The two most famous words in American sports will be uttered for real this week as major league baseball begins the 2005 season. The New York Yankees and Boston Red Sox opened the season this past Sunday evening and over the following couple of days the other 28 teams begin their quest to unseat Boston as World Series champions.
Boston and the Yankees are clearly the class of not just the American League’s East but in all of baseball. Both are projected to challenge 100 wins for the regular season and each has one of the most formidable lineups, starting pitching rotations and closers seen in recent seasons.
In the AL East there is a sizeable gap (perhaps 15 to 20 games) between the top two teams and the rest of the division. Baltimore is given the best chance of playing .500 baseball, but don’t be surprised if Toronto (with Roy Halladay at the top of the rotation) edges the Orioles for third. Tampa Bay should finish at the bottom. Baltimore will be a fun team to watch with its explosive offense and lack of starting pitching. Consider playing the OVER in many Baltimore games.
Minnesota is winners of three straight Central Division titles and has the best young pitcher in the game. With the dominance of Boston and the Yankees it is very unlikely that the second place team in either the Central or West will be in position to make a run for the wild card.

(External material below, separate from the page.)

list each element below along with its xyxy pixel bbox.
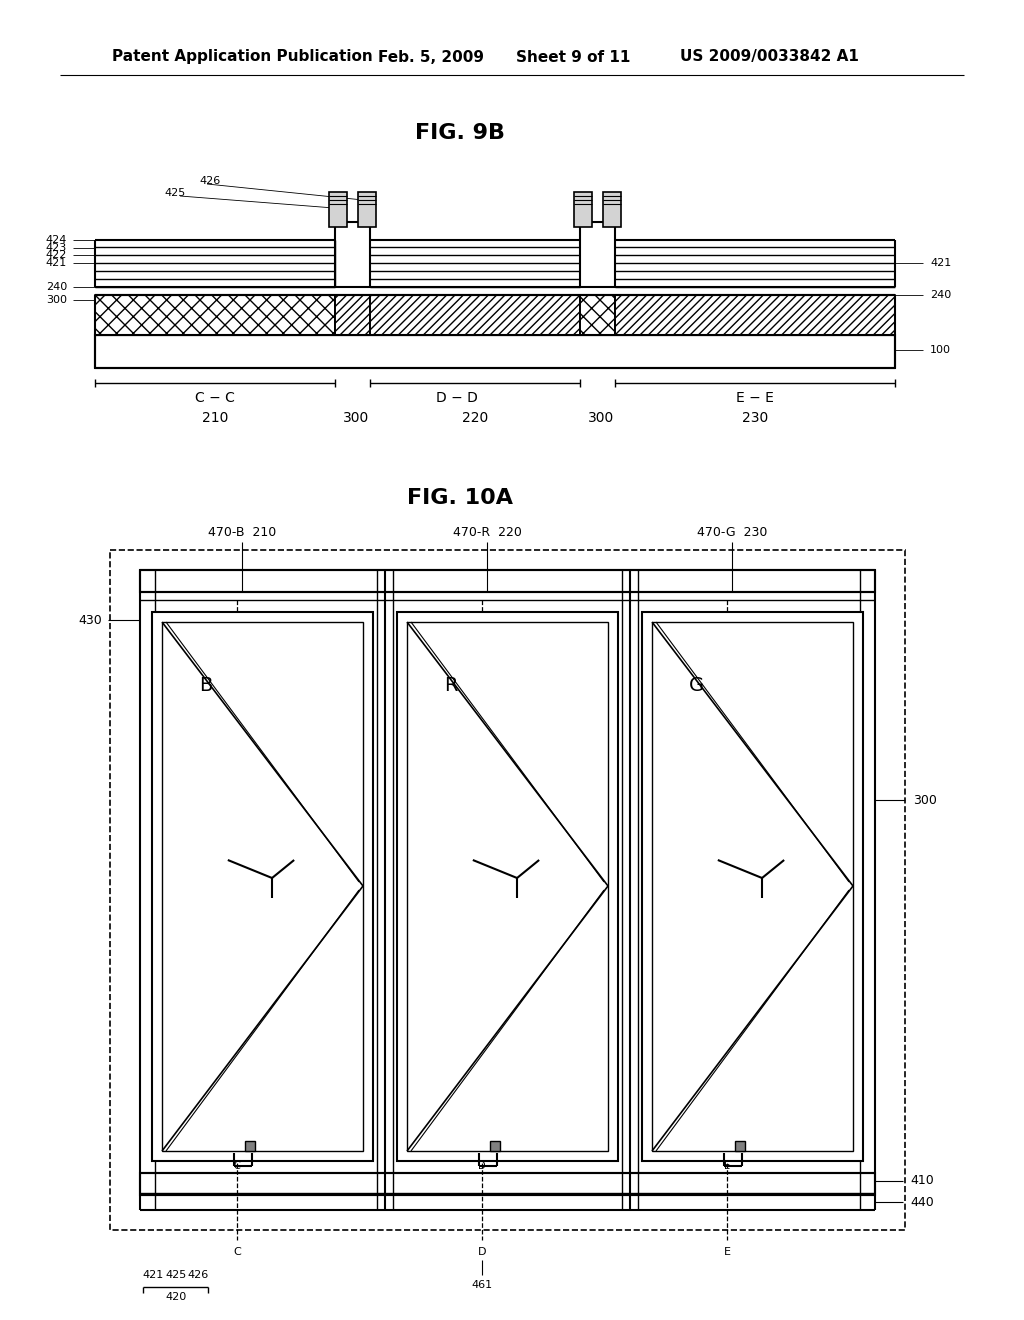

The Los Angeles Angels of Anaheim are the clear team to beat in the AL West. The starting rotation is adequate though not outstanding. The offense is one of the best in baseball. Oakland, Seattle and Texas are all evenly matched with Seattle perhaps the best of the three. After winning 91 or more games in each of the four seasons from 2000 through 2003, the Mariners fell off the edge of the earth to win just 63 games in 2004.
The National League forecasts as being very competitive with Atlanta, Florida and the revamped New York Mets as the main threats to win the division.
Philadelphia was a major disappointment in 2004 and would normally be a chic pick to surprise in 2005. The ex-Expos are now in Washington and that stability is worth perhaps a half dozen games in the standings.
St. Louis could win the Central by double digits. Chicago’s Cubs are the most likely challenger, but with starters Kerry Wood and Mark Prior having a history of being injury prone they could just as easily finish 10 games below .500 as 10 games above.
Much like Baltimore in the AL, look for Cincinnati to be involved in more OVERs than UNDERs.
The absence of Barry Bonds from the San Francisco lineup for an undetermined length of time makes the Giants prospects very iffy at best. San Diego enters the season as the best balanced team in the NL West following the offseason moves by Los Angeles. The Dodgers will be hard pressed to finish above .500.
If injuries do not hurt any of the contenders, the pick is for the Yankees to exact their revenge on Boston in the ALCS and advance to the World Series.
St. Louis is the favorite to win the NL Central, though not projected to make it back to the World Series. That honor is expected to go to the winners of the NL East, the Florida Marlins. San Diego is the projected winner of the NL West. Atlanta is my pick for the wild card.
When it’s finally over, we see the Yanks again as World Series champs taking out Florida in 5.
Here’s a look at four series this opening weekend.
Nationals at Marlins: Each have decent starting pitching but Florida has the more potent offense. Both teams are very well managed. Play Florida at —125 or less. Bet Washington as a dog of at least +160. Play UNDER 9.
Reds at Astros: Houston has the edge in the starting rotation and in the bullpen. Cincinnati is better at the plate. Play Houston and UNDER if starting either Roger Clemens, Andy Pettitte or Roy Oswalt. In starts by other Houston hurlers the preferred play will be Reds +120 and OVER.
Indians at Tigers: These teams are fairly even with starting pitching mostly unproven but with potential. Both offenses are capable of crooked numbers with decent power. Play OVER 9, and the dog at +120 in each game.
Rangers at M’s: Texas improved from 71 to 89 wins despite woeful starting pitching. Seattle went from 93 wins to just 63 last season. On balance Seattle has the better roster. The M’s at -140 should win two of the three games. Play OVER 9 or less.